For Malaysian and Southeast Asian observers, these developments carry substantial implications. The tariff-induced reshuffling of global EV supply chains creates both opportunities and risks for the region. Southeast Asia's emerging position as a manufacturing hub for automotive components—particularly battery technology and semiconductor-adjacent functions—becomes increasingly valuable as Western and Chinese producers alike seek alternative sourcing beyond mainland China. Regional suppliers positioned in Vietnam, Thailand, and Indonesia may experience heightened demand as diversification becomes corporate imperative rather than cost optimization.
Conversely, the regionalization of EV production within Europe, and the anticipated localization of Chinese production through European facilities, may reduce opportunities for Southeast Asian manufacturers hoping to capture assembly and integration work that previously gravitated toward lower-cost jurisdictions. The tariff structure, by raising the cost disadvantage of distance, incentivizes production clustering near consumption rather than leveraging global arbitrage. This geography of protectionism reshapes competitive dynamics across Asia.
The broader narrative reflects how trade tensions between the United States, the European Union, and China are fragmenting automotive supply chains into regional blocs with distinct tariff and regulatory regimes. The EU's tariff approach, while framed as protection against unfair subsidization, functions simultaneously as industrial policy—deliberately making local production more economically attractive relative to imports. This logic extends beyond automobiles: as other sectors face similar tariff regimes, the incentive structure shifts manufacturing decisions away from global optimization toward regional self-sufficiency.
For Malaysia specifically, which maintains trade relationships across the tariff-divided landscape, the EV sector reconfiguration presents a moment for strategic positioning. The nation's automotive ambitions, historically focused on internal combustion engines, increasingly must account for how EV supply chains are reorganizing around protected markets. Whether Malaysia can attract investment in EV component manufacturing, battery assembly, or related functions depends partly on competitive positioning relative to other Southeast Asian nations and partly on whether the nation develops tariff-adjacent manufacturing advantages for serving regional demand.
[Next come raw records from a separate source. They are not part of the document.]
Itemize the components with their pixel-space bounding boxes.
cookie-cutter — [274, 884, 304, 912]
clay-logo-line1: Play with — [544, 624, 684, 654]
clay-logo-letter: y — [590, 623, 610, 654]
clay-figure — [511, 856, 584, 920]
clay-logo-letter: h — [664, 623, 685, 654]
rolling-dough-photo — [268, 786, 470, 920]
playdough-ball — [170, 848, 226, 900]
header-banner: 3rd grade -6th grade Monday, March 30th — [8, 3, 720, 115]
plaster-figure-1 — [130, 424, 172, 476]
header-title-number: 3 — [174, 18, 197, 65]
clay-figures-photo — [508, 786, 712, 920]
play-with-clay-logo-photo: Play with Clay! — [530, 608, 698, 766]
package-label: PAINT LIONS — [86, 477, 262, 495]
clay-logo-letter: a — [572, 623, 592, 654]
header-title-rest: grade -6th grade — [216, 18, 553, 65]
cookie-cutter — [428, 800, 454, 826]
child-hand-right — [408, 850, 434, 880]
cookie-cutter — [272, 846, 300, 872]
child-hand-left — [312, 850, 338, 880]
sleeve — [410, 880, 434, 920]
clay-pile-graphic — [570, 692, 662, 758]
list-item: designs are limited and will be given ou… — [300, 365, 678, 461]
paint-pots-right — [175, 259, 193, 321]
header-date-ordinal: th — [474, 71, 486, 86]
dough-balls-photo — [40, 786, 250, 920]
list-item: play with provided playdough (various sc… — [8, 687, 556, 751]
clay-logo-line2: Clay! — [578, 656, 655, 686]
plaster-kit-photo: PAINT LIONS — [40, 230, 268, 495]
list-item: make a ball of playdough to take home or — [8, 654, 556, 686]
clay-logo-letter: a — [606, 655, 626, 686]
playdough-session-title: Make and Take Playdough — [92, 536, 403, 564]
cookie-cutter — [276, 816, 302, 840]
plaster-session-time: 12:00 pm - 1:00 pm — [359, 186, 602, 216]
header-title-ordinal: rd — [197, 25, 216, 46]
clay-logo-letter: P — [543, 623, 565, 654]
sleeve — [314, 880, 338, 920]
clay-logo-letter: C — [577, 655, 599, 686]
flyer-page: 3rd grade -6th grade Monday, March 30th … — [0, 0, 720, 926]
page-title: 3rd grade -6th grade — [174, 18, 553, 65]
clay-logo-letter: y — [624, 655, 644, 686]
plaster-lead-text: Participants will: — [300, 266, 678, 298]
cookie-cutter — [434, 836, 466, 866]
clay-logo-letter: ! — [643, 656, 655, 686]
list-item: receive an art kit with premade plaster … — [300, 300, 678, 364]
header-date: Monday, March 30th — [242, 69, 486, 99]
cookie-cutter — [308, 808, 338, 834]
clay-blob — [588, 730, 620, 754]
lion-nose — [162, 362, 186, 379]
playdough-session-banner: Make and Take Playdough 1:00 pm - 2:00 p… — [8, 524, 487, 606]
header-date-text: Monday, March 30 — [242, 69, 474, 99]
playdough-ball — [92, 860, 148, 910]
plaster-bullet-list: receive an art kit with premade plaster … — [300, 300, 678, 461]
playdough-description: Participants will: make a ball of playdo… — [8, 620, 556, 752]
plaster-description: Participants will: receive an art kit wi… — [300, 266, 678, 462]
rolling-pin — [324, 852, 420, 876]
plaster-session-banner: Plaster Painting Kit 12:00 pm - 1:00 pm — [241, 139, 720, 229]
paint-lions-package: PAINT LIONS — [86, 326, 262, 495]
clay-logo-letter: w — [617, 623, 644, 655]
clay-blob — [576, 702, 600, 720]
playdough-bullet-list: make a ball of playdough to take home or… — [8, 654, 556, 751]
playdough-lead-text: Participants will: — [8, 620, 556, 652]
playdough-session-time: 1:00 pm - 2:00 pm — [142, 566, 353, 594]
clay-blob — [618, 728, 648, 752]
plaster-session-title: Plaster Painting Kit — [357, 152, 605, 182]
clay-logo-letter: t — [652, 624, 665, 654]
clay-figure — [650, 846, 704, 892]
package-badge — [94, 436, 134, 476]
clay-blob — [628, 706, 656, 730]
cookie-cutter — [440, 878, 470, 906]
The transformation underway is not merely a temporary market correction but reflects deeper structural changes in how multinational manufacturers approach global operations under intensifying protectionist pressure. Western automakers have learned that maintaining European market access requires European production; Chinese manufacturers are learning that European expansion requires European facilities. The era of manufacturing arbitrage across continents, where simple cost differentials drove location decisions, has yielded to an epoch where political risk and regulatory access shape capital allocation more powerfully than labor cost advantages alone.